Auf dieses neue Geschäft setzen die grossen Frachthäfen, zum Beispiel Miami im Bundesstaat Florida, der wichtigste Hafen für Kreuzfahrtschiffe. Künftig will Miami auch im Frachtbereich eine grössere Rolle spielen.

Zwei Milliarden Dollar wurden in den letzten Jahren in die Hafeninfrastruktur investiert. Das Hafenbecken wurde ausgebaggert, 16 Meter, genug tief für die Megaschiffe. Dazu ein direkter Autobahnanschluss für Lastwagen, ein direkter Zuganschluss, der jeden Winkel der USA in vier Tagen erreicht. Weitere sieben Milliarden Dollar wurden in den Ausbau des nahen Flughafens gesteckt.

Allerdings: Miami ist nicht der einzige Hafen, der sich fit macht für die grossen «Post-Panamax»-Schiffe. Viele tun dies an der Ostküste – von Savannah über Charleston, Norfolk bis Baltimore und New York/New Jersey – auch wenn nicht jeder dieser Frachthafen gleich weit ist. Einige Hafenbecken sind noch nicht tief genug. Und die bekannte Bayonne-Brücke, die Staten Island und New Jersey miteinander verbindet, muss erhöht werden, damit die Mega-Schiffe unten durchpassen.

Boom-Jahre der Seefracht sind vorbei

Für den Ökonom Marc Levinson steht jetzt schon fest: Das wird sich kaum für alle Häfen rentieren. «Die Häfen werden Überkapazitäten haben. Selbst im besten Fall wird es nicht genügend zusätzliche Mega-Schiffe geben, die via Panama diese Häfen an der Ostküste anlaufen.» Dazu kommt, dass der globale Handel grundsätzlich nicht mehr auf dem Niveau ist wie noch vor der Finanz- und Wirtschaftskrise.

Dass die Boom-Jahre in der Seefracht vorbei sind, glaubt auch Jorge Quijano, der Chef der «Panama Canal Authority», das ist die staatliche Gesellschaft, die den Panama-Kanal betreibt.
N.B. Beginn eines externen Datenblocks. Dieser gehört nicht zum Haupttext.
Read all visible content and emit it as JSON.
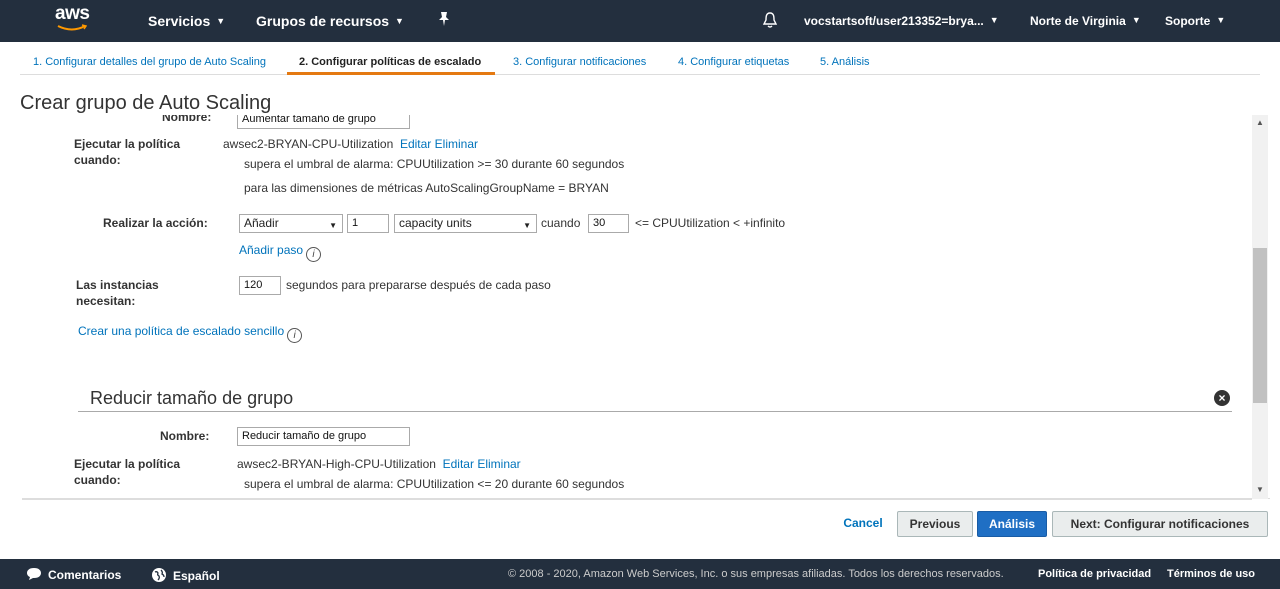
{
  "nav": {
    "logo": "aws",
    "services": "Servicios",
    "resource_groups": "Grupos de recursos",
    "pin_icon": "pin-icon",
    "bell_icon": "bell-icon",
    "account": "vocstartsoft/user213352=brya...",
    "region": "Norte de Virginia",
    "support": "Soporte"
  },
  "tabs": [
    {
      "label": "1. Configurar detalles del grupo de Auto Scaling"
    },
    {
      "label": "2. Configurar políticas de escalado"
    },
    {
      "label": "3. Configurar notificaciones"
    },
    {
      "label": "4. Configurar etiquetas"
    },
    {
      "label": "5. Análisis"
    }
  ],
  "page_title": "Crear grupo de Auto Scaling",
  "policy_increase": {
    "name_label": "Nombre:",
    "name_value": "Aumentar tamaño de grupo",
    "execute_label": "Ejecutar la política cuando:",
    "alarm_name": "awsec2-BRYAN-CPU-Utilization",
    "edit": "Editar",
    "delete": "Eliminar",
    "alarm_line1": "supera el umbral de alarma: CPUUtilization >= 30 durante 60 segundos",
    "alarm_line2": "para las dimensiones de métricas AutoScalingGroupName = BRYAN",
    "action_label": "Realizar la acción:",
    "action_select": "Añadir",
    "action_qty": "1",
    "unit_select": "capacity units",
    "when": "cuando",
    "threshold": "30",
    "range_text": "<= CPUUtilization < +infinito",
    "add_step": "Añadir paso",
    "instances_label": "Las instancias necesitan:",
    "warmup": "120",
    "warmup_text": "segundos para prepararse después de cada paso",
    "simple_policy_link": "Crear una política de escalado sencillo"
  },
  "policy_decrease": {
    "title": "Reducir tamaño de grupo",
    "name_label": "Nombre:",
    "name_value": "Reducir tamaño de grupo",
    "execute_label": "Ejecutar la política cuando:",
    "alarm_name": "awsec2-BRYAN-High-CPU-Utilization",
    "edit": "Editar",
    "delete": "Eliminar",
    "alarm_line1": "supera el umbral de alarma: CPUUtilization <= 20 durante 60 segundos"
  },
  "buttons": {
    "cancel": "Cancel",
    "previous": "Previous",
    "analysis": "Análisis",
    "next": "Next: Configurar notificaciones"
  },
  "footer": {
    "feedback": "Comentarios",
    "language": "Español",
    "copyright": "© 2008 - 2020, Amazon Web Services, Inc. o sus empresas afiliadas. Todos los derechos reservados.",
    "privacy": "Política de privacidad",
    "terms": "Términos de uso"
  },
  "colors": {
    "nav_bg": "#232f3e",
    "link": "#0073bb",
    "active_tab": "#e47911",
    "primary_button": "#1f6fc4"
  }
}
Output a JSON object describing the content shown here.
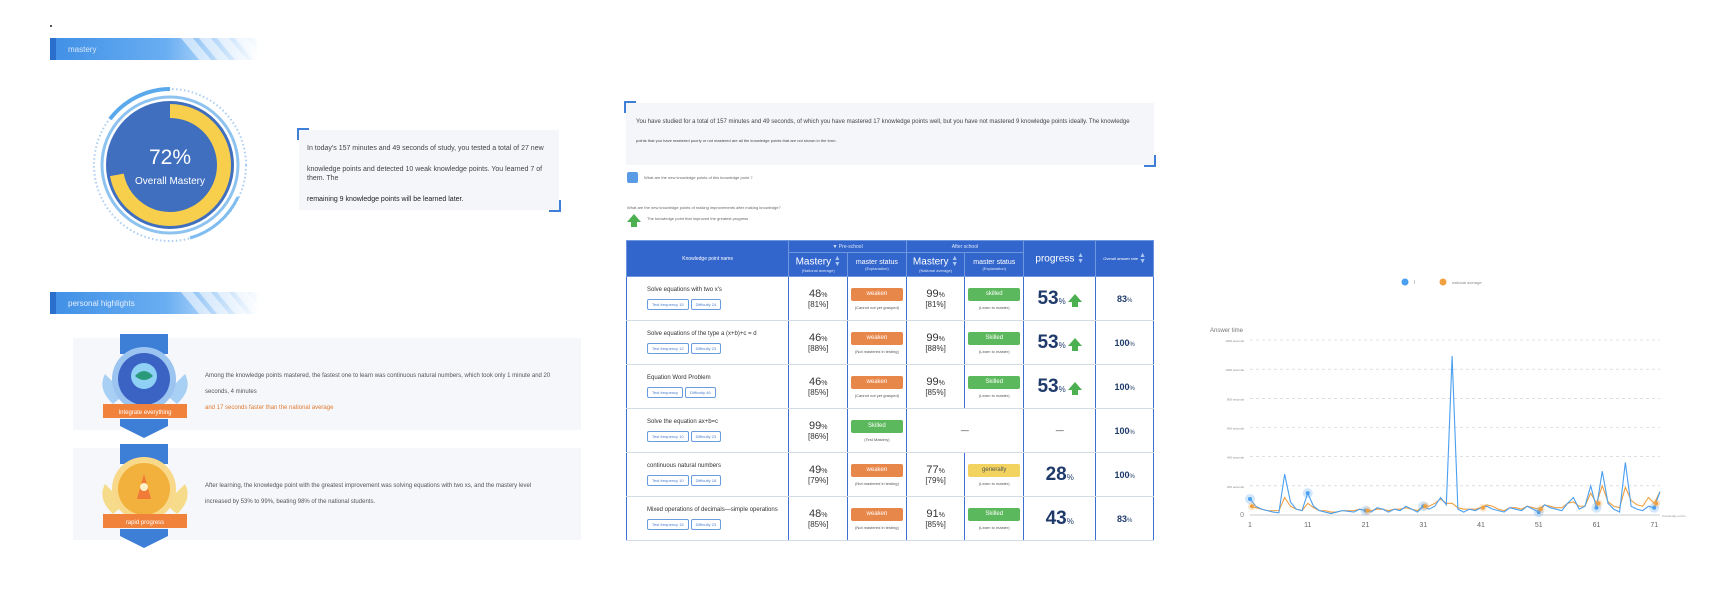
{
  "left": {
    "section1_title": "mastery",
    "gauge": {
      "value": "72%",
      "label": "Overall Mastery",
      "fraction": 0.72
    },
    "summary": [
      "In today's 157 minutes and 49 seconds of study, you tested a total of 27 new",
      "knowledge points and detected 10 weak knowledge points. You learned 7 of them. The",
      "remaining 9 knowledge points will be learned later."
    ],
    "section2_title": "personal highlights",
    "highlights": [
      {
        "badge": "Integrate everything",
        "text": [
          "Among the knowledge points mastered, the fastest one to learn was continuous natural numbers, which took only 1 minute and 20 seconds, 4 minutes",
          "and 17 seconds faster than the national average"
        ]
      },
      {
        "badge": "rapid progress",
        "text": [
          "After learning, the knowledge point with the greatest improvement was solving equations with two xs, and the mastery level",
          "increased by 53% to 99%, beating 98% of the national students."
        ]
      }
    ]
  },
  "middle": {
    "summary": [
      "You have studied for a total of 157 minutes and 49 seconds, of which you have mastered 17 knowledge points well, but you have not mastered 9 knowledge points ideally. The knowledge",
      "points that you have mastered poorly or not mastered are all the knowledge points that are not shown in the form."
    ],
    "legend": [
      "What are the new knowledge points of this knowledge point ?",
      "What are the new knowledge points of making improvements after making knowledge?",
      "The knowledge point that improved the greatest progress"
    ],
    "table": {
      "header_name": "Knowledge point name",
      "group_pre": "▼ Pre-school",
      "group_post": "After school",
      "mastery": "Mastery",
      "mastery_sub": "(National average)",
      "master_status": "master status",
      "master_status_sub": "(Explanation)",
      "progress": "progress",
      "last_col": "Overall answer rate",
      "rows": [
        {
          "name": "Solve equations with two x's",
          "tag1": "Test frequency 15",
          "tag2": "Difficulty 24",
          "pre_m": "48",
          "pre_n": "[81%]",
          "pre_s": "weaken",
          "pre_note": "(Cannot not yet grasped)",
          "post_m": "99",
          "post_n": "[81%]",
          "post_s": "skilled",
          "post_note": "(Learn to master)",
          "prog": "53",
          "arrow": true,
          "last": "83"
        },
        {
          "name": "Solve equations of the type a (x+b)+c = d",
          "tag1": "Test frequency 12",
          "tag2": "Difficulty 23",
          "pre_m": "46",
          "pre_n": "[88%]",
          "pre_s": "weaken",
          "pre_note": "(Not mastered in testing)",
          "post_m": "99",
          "post_n": "[88%]",
          "post_s": "Skilled",
          "post_note": "(Learn to master)",
          "prog": "53",
          "arrow": true,
          "last": "100"
        },
        {
          "name": "Equation Word Problem",
          "tag1": "Test frequency",
          "tag2": "Difficulty 46",
          "pre_m": "46",
          "pre_n": "[85%]",
          "pre_s": "weaken",
          "pre_note": "(Cannot not yet grasped)",
          "post_m": "99",
          "post_n": "[85%]",
          "post_s": "Skilled",
          "post_note": "(Learn to master)",
          "prog": "53",
          "arrow": true,
          "last": "100"
        },
        {
          "name": "Solve the equation ax+b=c",
          "tag1": "Test frequency 10",
          "tag2": "Difficulty 23",
          "pre_m": "99",
          "pre_n": "[86%]",
          "pre_s": "Skilled",
          "pre_note": "(Test Mastery)",
          "post_m": "",
          "post_n": "",
          "post_s": "",
          "post_note": "",
          "prog": "—",
          "arrow": false,
          "last": "100",
          "post_dash": "—"
        },
        {
          "name": "continuous natural numbers",
          "tag1": "Test frequency 10",
          "tag2": "Difficulty 18",
          "pre_m": "49",
          "pre_n": "[79%]",
          "pre_s": "weaken",
          "pre_note": "(Not mastered in testing)",
          "post_m": "77",
          "post_n": "[79%]",
          "post_s": "generally",
          "post_note": "(Learn to master)",
          "prog": "28",
          "arrow": false,
          "last": "100"
        },
        {
          "name": "Mixed operations of decimals—simple operations",
          "tag1": "Test frequency 15",
          "tag2": "Difficulty 23",
          "pre_m": "48",
          "pre_n": "[85%]",
          "pre_s": "weaken",
          "pre_note": "(Not mastered in testing)",
          "post_m": "91",
          "post_n": "[85%]",
          "post_s": "Skilled",
          "post_note": "(Learn to master)",
          "prog": "43",
          "arrow": false,
          "last": "83"
        }
      ]
    }
  },
  "chart_data": {
    "type": "line",
    "title": "Answer time",
    "legend": [
      "I",
      "national average"
    ],
    "x_ticks": [
      1,
      11,
      21,
      31,
      41,
      51,
      61,
      71
    ],
    "y_ticks": [
      "0",
      "200 seconds",
      "400 seconds",
      "600 seconds",
      "800 seconds",
      "1000 seconds",
      "1200 seconds"
    ],
    "ylim": [
      0,
      1200
    ],
    "xlim": [
      1,
      72
    ],
    "x_axis_note": "Knowledge points",
    "series": [
      {
        "name": "I",
        "color": "#4a9ff0",
        "values": [
          110,
          60,
          40,
          30,
          20,
          15,
          280,
          90,
          40,
          30,
          150,
          60,
          30,
          20,
          10,
          20,
          30,
          25,
          20,
          40,
          30,
          20,
          50,
          40,
          20,
          40,
          30,
          60,
          40,
          20,
          60,
          40,
          60,
          120,
          70,
          1090,
          40,
          20,
          40,
          30,
          50,
          60,
          40,
          30,
          20,
          50,
          40,
          30,
          60,
          40,
          20,
          70,
          50,
          40,
          30,
          80,
          120,
          40,
          60,
          200,
          50,
          300,
          80,
          40,
          20,
          360,
          60,
          40,
          30,
          60,
          50,
          160
        ]
      },
      {
        "name": "national average",
        "color": "#f0a040",
        "values": [
          60,
          50,
          40,
          30,
          30,
          30,
          120,
          60,
          40,
          30,
          80,
          50,
          30,
          30,
          20,
          20,
          30,
          30,
          30,
          40,
          30,
          30,
          40,
          40,
          30,
          40,
          40,
          50,
          40,
          30,
          60,
          60,
          80,
          110,
          80,
          80,
          50,
          40,
          40,
          40,
          50,
          70,
          60,
          40,
          30,
          50,
          50,
          40,
          60,
          50,
          40,
          70,
          60,
          50,
          50,
          80,
          90,
          60,
          60,
          150,
          80,
          200,
          90,
          60,
          50,
          190,
          100,
          70,
          60,
          120,
          80,
          160
        ]
      }
    ]
  }
}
In einem Interview mit der Zeitung «The Financial Times» sagte er kürzlich, er glaube nicht, dass die Welt und der Kanal wieder einmal Zeiten wie in den 1990er- und frühen 2000-Jahren erleben würden.

Höhere Kosten als geplant

Das heisst aber auch: Nicht nur die Häfen, auch die Betreiber des Panama-Kanals sind eine riskante Wette eingegangen. Auch sie wissen nicht, ob sich das Bauvorhaben in der Höhe von 5,3 Milliarden Dollar am Ende auszahlt – zumal Kritiker befürchten, die Kosten könnten eher bei 8 Milliarden zu liegen kommen.

Bereits ist es zu Verzögerungen und zu Streit mit dem europäischen Baukonsortium gekommen. Doch für die «Panama Canal Authority» gibt es nur den Weg nach vorne. Ohne zu wissen, ob sich die teure Investition in den Kanalausbau je lohnt, plant sie bereits das nächste Projekt – noch grössere Schleusen für noch grössere Schiffe, die statt 12‘000 bis zu 17‘000 Container laden können.

Wir stehen inzwischen mitten im leeren Schleusenbecken des neuen Panama-Kanals. Links und rechts ragen die Betonwände hoch. Arbeiter sind daran, die letzten der gigantischen Schleusentore aus Italien zu installieren. Luis Ferreira, der Ingenieur, sagt, bald werde dort, wo wir jetzt stehen, Wasser sein. «Diesen Juli werden wir langsam das Wasser ins Schleusenbecken lassen, langsam, damit nichts kaputt geht. Dann führen wir Tests durch, damit wir im Frühsommer 2016 parat sind fürs erste Mega-Schiff.»

Ferreira wird dann seine Arbeit beendet haben. Er meint zum Abschied: «Ich habe noch nie für ein so grosses Bauprojekt gearbeitet. Und ich danke dem lieben Gott jeden Tag, dass ich das tun darf.»